The Zabiely Collection (Забельскія зборнікі) are a group of manuscripts that were written between 1787 and 1791 in the Belarusian, Polish, and Latin languages. They were created by the teachers of the Zabiely Dominican College to be performed in their school theatre. The college operated from 1716 to 1811 on the Zabiely estate, which was near the village of Валынцы (Верхнядзвінскі раён) (now in the Верхнядзвінскі раён in Belarus). The collections are preserved in the Wroblewski Library of the Lithuanian Academy of Sciences in Vilnius.

== Selected works==
The collection includes a variety of dramatic and poetic works including:
- Works by Kajetan Maraszewski: the Polish tragedy Freedom in Bondage (Wolność w niewoli) and the comic Belarusian-Polish Comedy (Камедыя).
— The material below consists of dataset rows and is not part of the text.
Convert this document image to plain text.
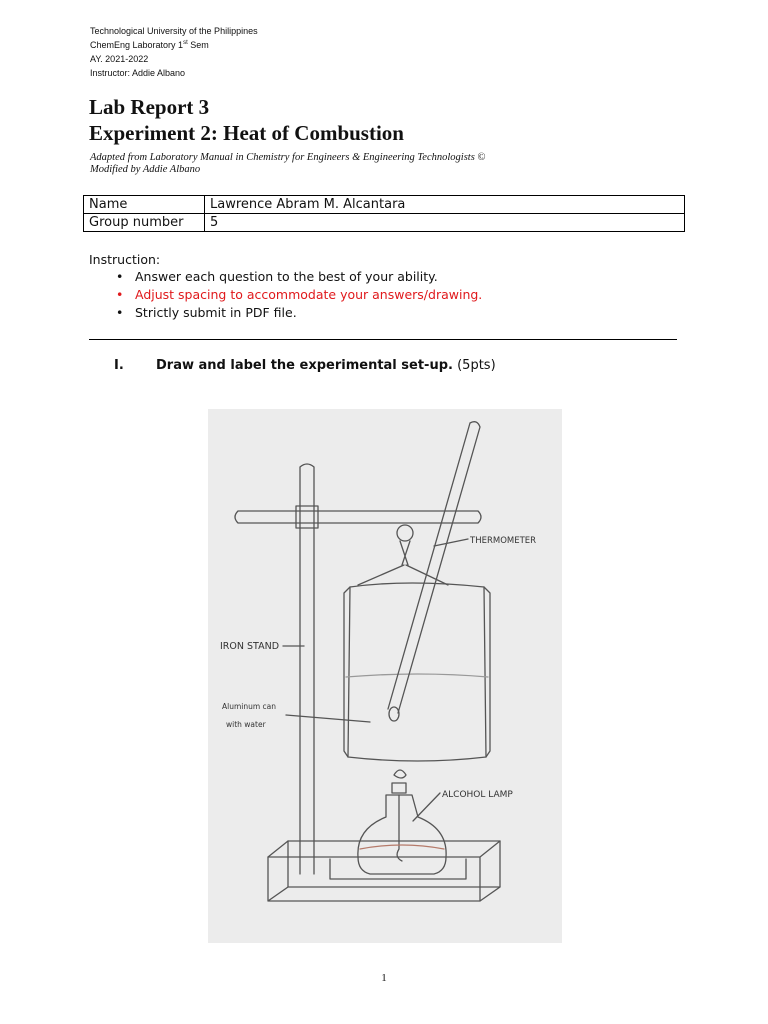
Technological University of the Philippines
ChemEng Laboratory 1st Sem
AY. 2021-2022
Instructor: Addie Albano
Lab Report 3
Experiment 2: Heat of Combustion
Adapted from Laboratory Manual in Chemistry for Engineers & Engineering Technologists ©
Modified by Addie Albano
Name	Lawrence Abram M. Alcantara
Group number	5
Instruction:
• Answer each question to the best of your ability.
• Adjust spacing to accommodate your answers/drawing.
• Strictly submit in PDF file.
I. Draw and label the experimental set-up. (5pts)
THERMOMETER
IRON STAND
Aluminum can
with water
ALCOHOL LAMP
1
- Works by Michał Ciecierski: the Polish tragedies Saphar and Themistocles, and the comedies Doctor by Force (Doktor z musu), Comedy, and Marriage Turned Upside Down (Małżeństwo do góry nogami).
- Works by Ignacy Jurewicz: the tragedy Croesus and the comedy of manners Pysznogolski.
- Elegies, orations, and odes by M. Kossow and H. Pawłowicz.
- The comic opera Apollo the Legislator, or Reformed Parnassus (Apollo prawodawca, czyli Parnas reformowany), with text by Michał Ciecierski and music by Rafał Wardocki.

Most of the works are Enlightenment in their ideological design and Classicist in style.